A bill has not been submitted yet and a question mark hangs over whether one will reach the statute book this year as the country prepares for a general election in February 2018.
"It's doubtful this is going to go through," Wheeler said. "There doesn't seem to be much time. But stranger things have happened in Latin America. Sometimes things can be approved quite quickly."
The country is spending more than it is earning, Wheeler pointed out. And improved tax collection rates would help the government balance its books.
"We're spending more than what's coming in, the country in general," Wheeler said.
Government debt in Costa Rica has risen annually since 2008, when it was almost half the current level at 25% of GDP, rating agency Moody's said in a February report. That month Moody's downgraded Costa Rica's government bond rating a notch to 'Ba2' and maintained its negative outlook on the rating.
"The main reason behind Costa Rica's rising debt burden is a high fiscal deficit, which has averaged 5.1% of GDP from 2011-2016 and may reach close to 6% of GDP this year and next. The high deficits are increasing the government's annual borrowing requirements, which Moody's estimates will reach 12% of GDP in 2017, compared with 10% in 2014," Moody's said in the report.
In an August report, fellow agency Fitch - which downgraded Costa Rica's rating in January to 'BB' from 'BB+' said: "Costa Rica's high central government deficit, averaging around 5% of GDP since 2009, is a result of structural spending increases and institutional gridlock preventing tax increases to fund them."
Fitch said: "The government announced spending containment measures to ease the pressure, but Fitch believes scope for these is narrow given Costa Rica's rigid spending profile. It also aims to restart talks around stalled tax reforms in pursuit of a more lasting solution to the fiscal imbalance, and to seek new authorization for external bond issuance to ease pressure on the local market. However, prospects for meaningful progress on these proposals in Costa Rica's gridlock-prone legislature appear dim in Fitch's view, especially given upcoming elections in February 2018."
COSTA RICA REINTRODUCES CORPORATION TAX
Wheeler spoke to BNamericas as the country reintroduces corporation tax, which applies to all corporations, limited liability companies, or foreign branch registered in Costa Rica's mercantile registry.
The main aim of the annual tax, which came into force at the start of the month, is to boost the coffers of law enforcement agencies to help combat crime, local paper El Financiero reported.
Both active and inactive companies will have to pay. The highest rate is about US$370 a year.

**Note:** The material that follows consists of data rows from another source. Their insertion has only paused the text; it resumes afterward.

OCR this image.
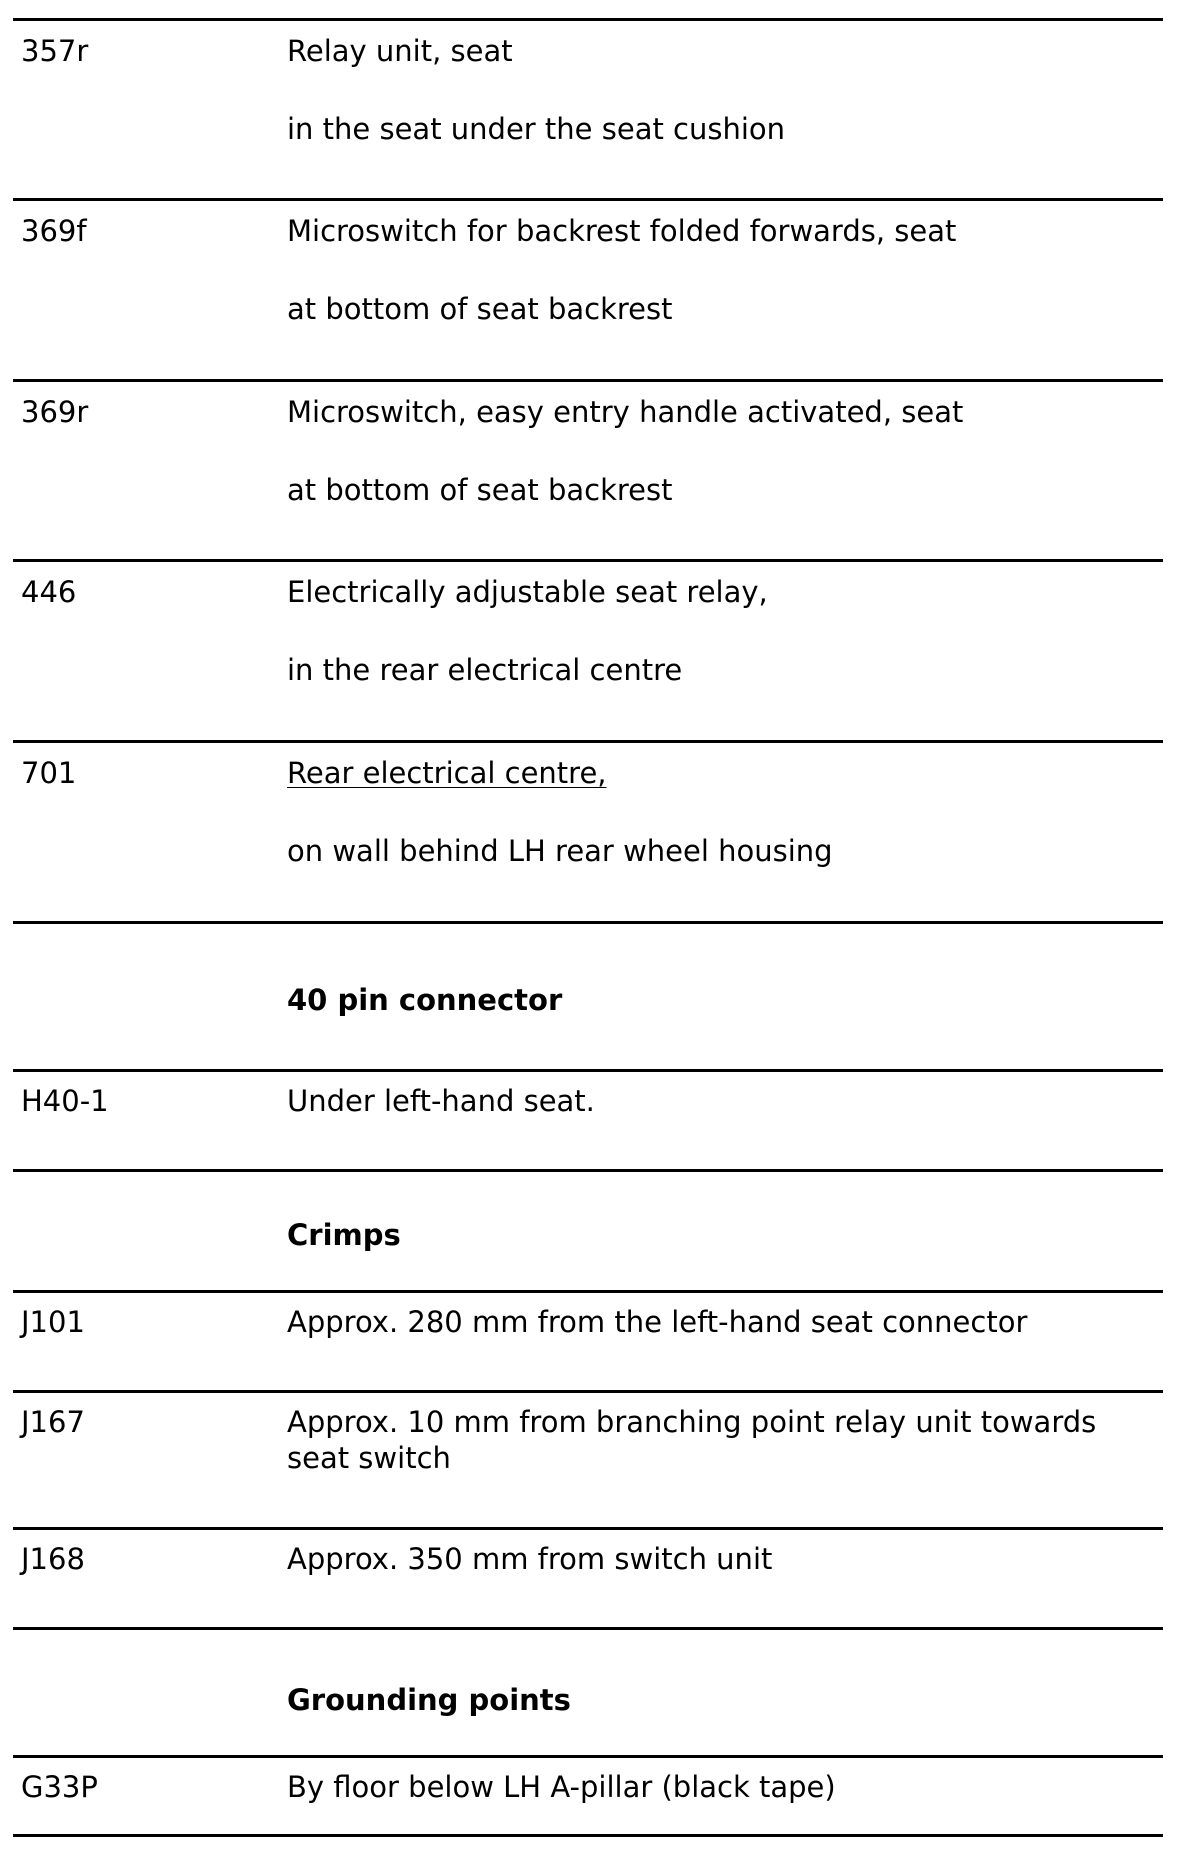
357r	Relay unit, seat
in the seat under the seat cushion
369f	Microswitch for backrest folded forwards, seat
at bottom of seat backrest
369r	Microswitch, easy entry handle activated, seat
at bottom of seat backrest
446	Electrically adjustable seat relay,
in the rear electrical centre
701	Rear electrical centre,
on wall behind LH rear wheel housing
40 pin connector
H40-1	Under left-hand seat.
Crimps
J101	Approx. 280 mm from the left-hand seat connector
J167	Approx. 10 mm from branching point relay unit towards seat switch
J168	Approx. 350 mm from switch unit
Grounding points
G33P	By floor below LH A-pillar (black tape)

In January 2015, the constitutional chamber of the supreme court of justice of Costa Rica had ruled the law unconstitutional because changes to the final version were not publicized. In March a new law was approved and published.
About 70% of companies in Costa Rica are inactive, Wheeler said. They tend to be used for holding assets, such as homes or vehicles.
From November-June 266,000 companies in the country were dissolved because they were more than three years in arrears in corporation tax, Wheeler said.